Ofsted quietly ditches good practice case studies

Ofsted has abandoned its policy of publishing good practice to help to dispel myths that it insists on “prescribed methods of teaching and learning”.

The watchdog launched a dedicated webpage in 2010 on which it routinely published examples of good practice found during school visits.

However, the page has not been updated since September last year, and Ofsted told Schools Week this week the practice has been ditched.

A spokesperson said the priority was to “help teachers and other professionals understand the changes we have made to inspection and to dispel the myths that have grown up about what Ofsted expects when it visits a school, including the notion we insist on prescribed methods of teaching and learning”.

Subject specialists have “moved away” from publishing good practice case studies and “are focusing much more on engaging in two-way dialogue with professional audiences through a variety of on and off-line channels”.

The spokesperson added that other organisations now shared examples of good classroom practice.

Malcolm Trobe, interim general secretary of the Association of School and College Leaders, said the good practice policy had left Ofsted “between a rock and a hard place”.

The good practice policy has left Ofsted between a rock and a hard place

“The accountability system is so high stakes at the moment that if Ofsted publishes anything that is designed to be best practice, then there is an assumption that is exactly what every school should be doing to get a big tick from an inspection.

“It is fine for Ofsted to stop updating the webpage because in publishing good practice, it could actually end up limiting the development of some schools.”

Leon Hady, former head of Stone Soup academy in Nottingham, who now runs online teaching resource TuitionKit, said the move would help schools to meet standards “in the way that is right for them”.

He said it would also end the “cut and paste” culture that became common with case studies. “Some schools would emulate the good practice quite strictly rather than develop items that suited their learners and their needs.”

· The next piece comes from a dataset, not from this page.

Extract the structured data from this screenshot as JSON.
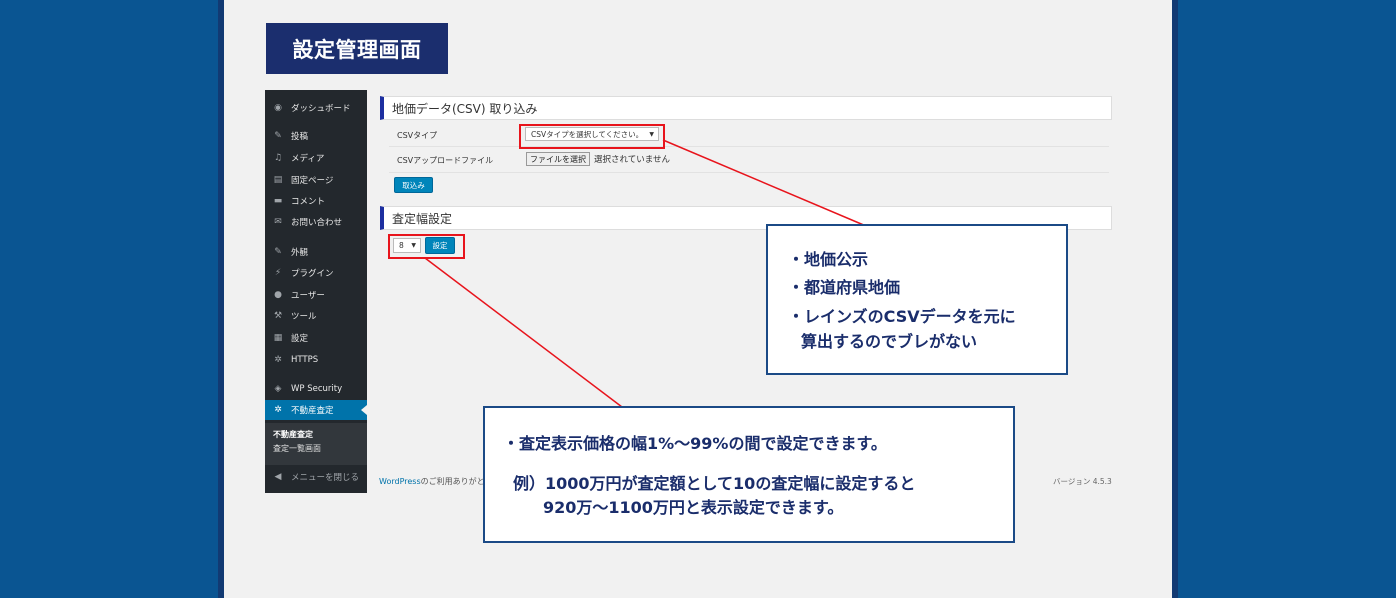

The last update, published 14 months ago, is a case study of how leaders in a north London school used self-evaluation to
drive improvements in quality of curriculum.

Colin Richards, chair of governors at a Cumbrian school and a former Ofsted inspector, said he has “always had problems” with the notion of good practice.

“Good practice begs the question ‘good in relation to what set of values?’

“What one person may value as good another might see as poor, a third might see as ‘mediocre’ – it depends on their value standpoint. Why should Ofsted’s standpoint be seen as privileged?”